6月23日は警視庁が「木賃宿を『簡易旅館』と改称した日」だ。
木賃宿と書いて、キチンヤドと読む。
木賃宿とは安価で宿泊できる安宿を意味する言葉である。
江戸時代からあるもので、薪などの燃料代だけを支払い、食事は材料の調達からすべて自炊で行う「木賃」という宿泊形態があった。明治時代に入ると、素泊まりの安価な宿を意味する言葉に変わっていったという。
畳張りの簡素な部屋 (画像=写真ACより)
昭和に入ると、こうした安価な宿にも一定の清潔さや防犯を意識したものも出始めた。そうした宿の経営者らが、木賃と名が付いていると粗末な安宿というイメージがあり「営業上支障をきたす」と警視庁へ改名の申し入れをした。
申し入れを受けた警視庁は1931年の本日、木賃宿を簡易旅館と改称を発表した。
しかし、木賃宿がある場所の多くは日雇いの労働者が多いエリアにあり、ドヤ街などと呼ばれ宿の改称をしても、イメージは変わらなかったという。
このような宿泊施設は、旅館業法によって4種に分類されている。
ホテル営業、旅館営業、簡易宿所営業、下宿営業の4つだ。
話題の民泊も、かつての木賃宿と同じ簡易宿所営業に分類される。実際に、民泊利用者の中には食材を持ち込んで自炊する人も多く、木賃宿に近い宿泊形態と言える。

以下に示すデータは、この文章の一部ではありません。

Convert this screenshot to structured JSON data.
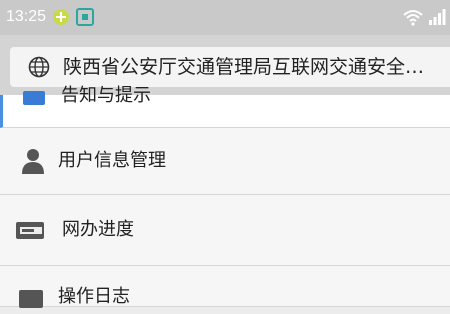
{
  "status_bar": {
    "time": "13:25",
    "icons": [
      "battery-saver-icon",
      "screenshot-icon",
      "wifi-icon",
      "signal-icon"
    ]
  },
  "browser": {
    "url_text": "陕西省公安厅交通管理局互联网交通安全…",
    "icon": "globe-icon"
  },
  "menu": {
    "items": [
      {
        "label": "告知与提示",
        "icon": "notice-icon"
      },
      {
        "label": "用户信息管理",
        "icon": "person-icon"
      },
      {
        "label": "网办进度",
        "icon": "progress-card-icon"
      },
      {
        "label": "操作日志",
        "icon": "log-icon"
      }
    ]
  },
  "colors": {
    "accent": "#4a90e2",
    "status_bar": "#c9c9c9",
    "background": "#ececec"
  }
}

これまでは都道府県知事に申請書を提出し、営業許可を受けなければいけなかったが、今月9日に住宅宿泊事業法(通称:民泊新法)が成立。旅館業法にとらわれない宿泊事業を営業できるようになった。
各都道府県知事から認可を受けなくとも、民泊の届け出を出せば、営業が可能になる。
ただし、民泊新法の決まりとして、宿泊させる日数は1年間で180日以内と決まっている。
民泊新法は、早くて2018年1月から施工される予定だ。
民泊の様子 (画像=写真ACより)
この法律によって、民泊に関わるトラブルがなくなるわけではない。
木賃宿のように、粗末な宿という印象を持たせないためにも管理者や宿泊客のモラルが試される。